The next set of cases was lit in blue. The air tingled with electricity and the scent of moisture. The cases to our right were totally empty, the glass clear, but the set to our left was clouded with condensation and splintery patterns of ice crystals.

We checked the first one. Frozen food boxes were stacked top to bottom. There were box meals, things I’d never heard of like NegaFat, Skinny!Skinny!, and a ridiculous line called Ms. Martina’s Pre-Rise Kitchen, showing a plump woman in an apron inviting you toward a warmly lit oven, like she wanted to stuff you inside and cook you. There were other things, too. Rice waffles, juice concentrate inserts for HydraPak water bottles in more flavors than I’d ever seen . . .

“Oooh man,” said Leech. He popped open the next door down, releasing a cascade of cold fog. He yanked out a small round container. “Ice cream. Greenland Pastures creamery.” He yanked off the lid, shoved his finger in, and devoured a large scoop of dark chocolate. “Mmm . . . tastes kinda old, but not bad.”

Lilly reached past Leech and grabbed a box of frozen burritos. She ripped open the box, pulled one out, and held it to her gills. The cold made her close her eyes and her mouth momentarily settled into a relaxed line.

“Someone’s definitely been here,” said Leech. “Most of this stuff is relatively new. They had Greenland Pastures in EdenWest.”

“Then let’s be fast,” I said.

Lilly stepped past Leech and peered at the third case down. It was frosted opaque. She yanked on the handle. The door popped open in a hiss. Lilly stumbled back, then waved at the icy fog. “We should just get a day or two’s worth, whatever seems like it will keep best since it’s gonna thaw—GAH!”

Lilly launched backward, slamming into the far glass doors with a thud. She slid down, her eyes transfixed. She glanced at me. Went to say something but didn’t. Couldn’t.

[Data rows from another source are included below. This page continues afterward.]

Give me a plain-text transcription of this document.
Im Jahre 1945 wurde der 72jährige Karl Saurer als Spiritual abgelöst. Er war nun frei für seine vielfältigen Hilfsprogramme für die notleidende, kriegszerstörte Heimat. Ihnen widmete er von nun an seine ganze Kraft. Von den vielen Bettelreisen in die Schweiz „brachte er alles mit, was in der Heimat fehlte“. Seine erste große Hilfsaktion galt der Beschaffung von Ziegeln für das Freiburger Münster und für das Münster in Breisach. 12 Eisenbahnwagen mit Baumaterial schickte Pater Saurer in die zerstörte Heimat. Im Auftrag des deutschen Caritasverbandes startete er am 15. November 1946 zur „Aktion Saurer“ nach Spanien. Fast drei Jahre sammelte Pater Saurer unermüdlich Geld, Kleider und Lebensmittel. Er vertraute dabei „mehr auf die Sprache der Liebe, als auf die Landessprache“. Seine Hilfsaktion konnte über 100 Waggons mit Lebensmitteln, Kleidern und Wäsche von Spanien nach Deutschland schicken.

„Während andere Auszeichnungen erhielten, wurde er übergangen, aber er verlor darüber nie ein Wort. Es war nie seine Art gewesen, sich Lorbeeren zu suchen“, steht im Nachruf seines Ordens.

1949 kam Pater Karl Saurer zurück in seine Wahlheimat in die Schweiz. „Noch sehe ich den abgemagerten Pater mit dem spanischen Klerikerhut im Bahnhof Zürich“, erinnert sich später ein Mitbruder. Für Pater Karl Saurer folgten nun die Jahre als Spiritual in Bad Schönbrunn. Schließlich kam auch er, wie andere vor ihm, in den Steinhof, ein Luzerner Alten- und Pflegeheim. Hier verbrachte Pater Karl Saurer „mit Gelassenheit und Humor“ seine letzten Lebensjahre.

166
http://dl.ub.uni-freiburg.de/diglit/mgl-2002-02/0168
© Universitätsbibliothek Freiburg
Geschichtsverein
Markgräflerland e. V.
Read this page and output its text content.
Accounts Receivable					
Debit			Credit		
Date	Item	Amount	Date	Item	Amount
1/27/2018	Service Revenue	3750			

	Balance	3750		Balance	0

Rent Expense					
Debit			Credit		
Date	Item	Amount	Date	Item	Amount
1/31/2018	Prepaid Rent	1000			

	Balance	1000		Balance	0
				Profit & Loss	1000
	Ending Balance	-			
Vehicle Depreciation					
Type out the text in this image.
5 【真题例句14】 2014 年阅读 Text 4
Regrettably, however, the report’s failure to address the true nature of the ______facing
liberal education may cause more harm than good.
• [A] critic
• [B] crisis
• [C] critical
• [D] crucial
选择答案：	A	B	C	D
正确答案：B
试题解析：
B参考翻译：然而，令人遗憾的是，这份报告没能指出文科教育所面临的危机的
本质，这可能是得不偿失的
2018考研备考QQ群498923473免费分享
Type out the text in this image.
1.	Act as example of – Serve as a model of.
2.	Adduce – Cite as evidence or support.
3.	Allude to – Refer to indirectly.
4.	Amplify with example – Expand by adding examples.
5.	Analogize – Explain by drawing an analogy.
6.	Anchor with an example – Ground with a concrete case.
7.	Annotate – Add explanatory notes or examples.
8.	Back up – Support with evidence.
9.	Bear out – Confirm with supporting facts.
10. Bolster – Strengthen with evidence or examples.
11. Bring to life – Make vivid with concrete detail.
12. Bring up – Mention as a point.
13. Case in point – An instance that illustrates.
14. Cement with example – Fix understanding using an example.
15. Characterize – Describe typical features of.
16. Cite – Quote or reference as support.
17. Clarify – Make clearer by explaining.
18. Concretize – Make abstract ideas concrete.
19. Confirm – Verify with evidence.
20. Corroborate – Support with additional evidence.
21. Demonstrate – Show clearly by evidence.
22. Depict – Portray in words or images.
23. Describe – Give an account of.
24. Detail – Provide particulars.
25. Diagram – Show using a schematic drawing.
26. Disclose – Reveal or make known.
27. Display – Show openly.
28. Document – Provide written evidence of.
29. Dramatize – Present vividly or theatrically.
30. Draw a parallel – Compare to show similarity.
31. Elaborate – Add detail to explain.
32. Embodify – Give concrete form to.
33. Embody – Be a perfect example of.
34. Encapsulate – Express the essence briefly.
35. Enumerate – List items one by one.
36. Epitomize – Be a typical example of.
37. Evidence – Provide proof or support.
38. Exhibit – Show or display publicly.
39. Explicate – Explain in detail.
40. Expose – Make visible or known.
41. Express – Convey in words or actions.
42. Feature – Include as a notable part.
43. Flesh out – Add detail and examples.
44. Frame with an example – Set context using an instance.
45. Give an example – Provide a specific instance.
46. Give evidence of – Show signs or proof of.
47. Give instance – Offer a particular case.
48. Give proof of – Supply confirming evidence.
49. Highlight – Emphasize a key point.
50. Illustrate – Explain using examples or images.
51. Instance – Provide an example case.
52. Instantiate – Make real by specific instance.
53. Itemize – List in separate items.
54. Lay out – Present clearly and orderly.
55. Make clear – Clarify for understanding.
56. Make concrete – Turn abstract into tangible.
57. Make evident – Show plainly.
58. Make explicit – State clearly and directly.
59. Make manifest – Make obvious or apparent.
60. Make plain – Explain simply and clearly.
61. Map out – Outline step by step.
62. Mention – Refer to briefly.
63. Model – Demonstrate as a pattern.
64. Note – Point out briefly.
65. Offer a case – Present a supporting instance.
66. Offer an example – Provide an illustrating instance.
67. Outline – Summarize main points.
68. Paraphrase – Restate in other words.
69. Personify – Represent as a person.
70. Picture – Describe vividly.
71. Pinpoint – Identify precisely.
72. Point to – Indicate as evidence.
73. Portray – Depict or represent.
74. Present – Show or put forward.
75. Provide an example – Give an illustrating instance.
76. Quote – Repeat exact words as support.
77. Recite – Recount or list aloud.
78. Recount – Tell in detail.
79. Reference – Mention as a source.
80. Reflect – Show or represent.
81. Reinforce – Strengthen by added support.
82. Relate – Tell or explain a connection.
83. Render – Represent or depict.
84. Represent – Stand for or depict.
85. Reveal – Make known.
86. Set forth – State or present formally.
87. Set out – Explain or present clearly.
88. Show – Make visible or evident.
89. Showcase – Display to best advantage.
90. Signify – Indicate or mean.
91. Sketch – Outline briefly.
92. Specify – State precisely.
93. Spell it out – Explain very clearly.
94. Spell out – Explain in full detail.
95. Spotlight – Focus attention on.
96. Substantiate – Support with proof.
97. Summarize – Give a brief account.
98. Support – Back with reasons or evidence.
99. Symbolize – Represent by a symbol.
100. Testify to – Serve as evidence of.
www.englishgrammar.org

The door swung back and forth, its old hinges creaking. Leech peered inside. “Okay . . .”

I looked in.

There was a body stuffed in the freezer case. A man, middle-aged. His skin was icy blue, his eyes frosted shut, hair and beard prickly with crystals, and his body contorted to fit into the rectangular space. He was dressed in a pure white jumpsuit, zippered up the front. Unlike the body outside, he hadn’t yet been soiled by blood or sand or flies. There was something smooth and solid in his mouth.

“Is that wax?” Lilly had gotten up and joined me. “It’s like a seal. You can see his teeth on the other side.”

Leech popped open the next door down. “Here’s another.” He moved to the last door of the aisle. “Annnd, a third.”

I saw a woman’s face, and another man. White jumpsuits, eyes closed, mouths sealed. I felt my nerves ratcheting tighter. Bodies on poles, in freezers. Real people being used as signs, stored like meat . . .

“What’s that symbol on their outfits?” Leech asked.